But why would they not do that? Why would they not make the effort to turn uh 30 to 80, whatever, however many pages we want to call this, depending on appendices and whatnot, um, into like, 5- or 10-page papers that are evaluated without, uh, you know, Google DeepMind being on the letterhead, basically. Uh, and what would, uh, the evaluation be from anonymous reviewers in that case, given that they don't know who's behind the work and and all of that other stuff. 

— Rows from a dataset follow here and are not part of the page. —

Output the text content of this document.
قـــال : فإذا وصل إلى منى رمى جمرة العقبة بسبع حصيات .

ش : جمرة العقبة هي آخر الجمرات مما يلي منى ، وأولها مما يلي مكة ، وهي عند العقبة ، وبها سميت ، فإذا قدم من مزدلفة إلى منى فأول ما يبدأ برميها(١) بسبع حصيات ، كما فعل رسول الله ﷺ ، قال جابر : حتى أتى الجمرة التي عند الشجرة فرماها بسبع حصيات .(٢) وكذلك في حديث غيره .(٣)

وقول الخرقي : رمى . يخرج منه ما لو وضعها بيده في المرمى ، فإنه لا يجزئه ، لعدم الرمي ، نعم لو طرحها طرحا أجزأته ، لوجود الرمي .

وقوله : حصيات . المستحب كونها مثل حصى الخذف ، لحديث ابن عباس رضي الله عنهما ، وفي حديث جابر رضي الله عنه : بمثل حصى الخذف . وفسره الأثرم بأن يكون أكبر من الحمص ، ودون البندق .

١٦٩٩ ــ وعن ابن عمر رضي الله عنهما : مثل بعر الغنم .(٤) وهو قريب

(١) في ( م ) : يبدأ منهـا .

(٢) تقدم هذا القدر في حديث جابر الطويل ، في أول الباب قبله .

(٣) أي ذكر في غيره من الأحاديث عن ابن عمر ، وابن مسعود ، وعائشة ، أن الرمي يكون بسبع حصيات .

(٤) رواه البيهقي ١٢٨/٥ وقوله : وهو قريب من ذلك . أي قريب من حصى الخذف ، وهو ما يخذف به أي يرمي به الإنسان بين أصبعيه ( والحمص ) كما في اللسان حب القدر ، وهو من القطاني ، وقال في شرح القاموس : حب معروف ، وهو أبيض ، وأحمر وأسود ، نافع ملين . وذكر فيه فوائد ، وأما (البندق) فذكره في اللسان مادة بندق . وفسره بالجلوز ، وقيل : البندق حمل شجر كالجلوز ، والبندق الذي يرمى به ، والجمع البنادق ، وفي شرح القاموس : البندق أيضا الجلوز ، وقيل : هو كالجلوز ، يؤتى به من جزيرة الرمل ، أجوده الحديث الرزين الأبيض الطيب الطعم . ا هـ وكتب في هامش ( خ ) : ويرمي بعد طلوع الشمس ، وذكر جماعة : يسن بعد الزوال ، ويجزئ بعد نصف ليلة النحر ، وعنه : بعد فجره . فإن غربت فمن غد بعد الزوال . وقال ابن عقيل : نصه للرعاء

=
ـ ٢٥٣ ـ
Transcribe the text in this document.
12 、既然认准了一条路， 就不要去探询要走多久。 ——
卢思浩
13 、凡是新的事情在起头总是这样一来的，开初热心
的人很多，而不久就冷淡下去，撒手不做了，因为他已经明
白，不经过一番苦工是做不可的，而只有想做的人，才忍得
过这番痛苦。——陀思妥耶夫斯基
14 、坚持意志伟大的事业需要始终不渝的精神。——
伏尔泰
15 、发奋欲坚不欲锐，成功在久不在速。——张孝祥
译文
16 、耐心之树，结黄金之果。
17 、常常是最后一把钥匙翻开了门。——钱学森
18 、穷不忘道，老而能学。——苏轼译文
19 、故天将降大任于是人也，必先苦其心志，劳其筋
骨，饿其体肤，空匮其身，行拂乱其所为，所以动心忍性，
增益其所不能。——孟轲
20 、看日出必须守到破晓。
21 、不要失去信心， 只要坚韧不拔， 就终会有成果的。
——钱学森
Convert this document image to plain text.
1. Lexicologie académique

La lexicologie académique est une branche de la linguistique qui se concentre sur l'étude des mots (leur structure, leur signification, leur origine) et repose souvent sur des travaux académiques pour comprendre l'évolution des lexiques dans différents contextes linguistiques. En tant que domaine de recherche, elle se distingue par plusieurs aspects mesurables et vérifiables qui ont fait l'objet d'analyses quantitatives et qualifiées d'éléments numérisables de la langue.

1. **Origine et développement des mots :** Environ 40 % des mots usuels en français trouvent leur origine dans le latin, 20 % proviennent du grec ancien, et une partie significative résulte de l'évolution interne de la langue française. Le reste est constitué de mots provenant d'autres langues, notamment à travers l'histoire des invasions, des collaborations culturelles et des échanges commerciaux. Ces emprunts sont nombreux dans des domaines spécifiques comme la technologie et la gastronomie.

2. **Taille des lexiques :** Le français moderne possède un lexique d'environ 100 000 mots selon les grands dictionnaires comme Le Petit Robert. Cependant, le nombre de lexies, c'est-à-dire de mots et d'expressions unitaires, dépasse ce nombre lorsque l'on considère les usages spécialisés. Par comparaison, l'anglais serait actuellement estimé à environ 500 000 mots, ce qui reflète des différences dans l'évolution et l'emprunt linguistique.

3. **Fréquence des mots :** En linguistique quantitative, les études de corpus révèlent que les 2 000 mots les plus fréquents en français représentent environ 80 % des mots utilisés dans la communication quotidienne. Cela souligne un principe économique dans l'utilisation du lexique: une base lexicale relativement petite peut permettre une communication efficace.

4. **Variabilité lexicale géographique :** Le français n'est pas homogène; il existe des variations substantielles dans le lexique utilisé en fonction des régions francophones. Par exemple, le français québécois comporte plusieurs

I think that the answer is that the authors reveal that they probably don't think super highly of it because they figure that, uh, some of this stuff is like highly speculative. The citations, like you said, are just wrong, or at best, like, there is a lot of other sort of back channeling conversations going between among the authors that's just like, not on the paper, um, in this, in this paper shaped thing.  

Uh, and whatever conversations they had, I would love to have been privy to it because it really, I think it would have really helped contextualize any of the weird, again, any of the confusing citations that come up here. Um, but they, they almost seem to assume that we are on the same page with them with all of this. 

And again, another sort of like hint in my mind of, okay, who is this for? What is this for? Um, like what does this paper shaped thing accomplish, given that it cites things, the, some of the, I, I recognized fewer of the papers than you seemed to, um, but the ones that I did recognize, I was like, that's not what that said. 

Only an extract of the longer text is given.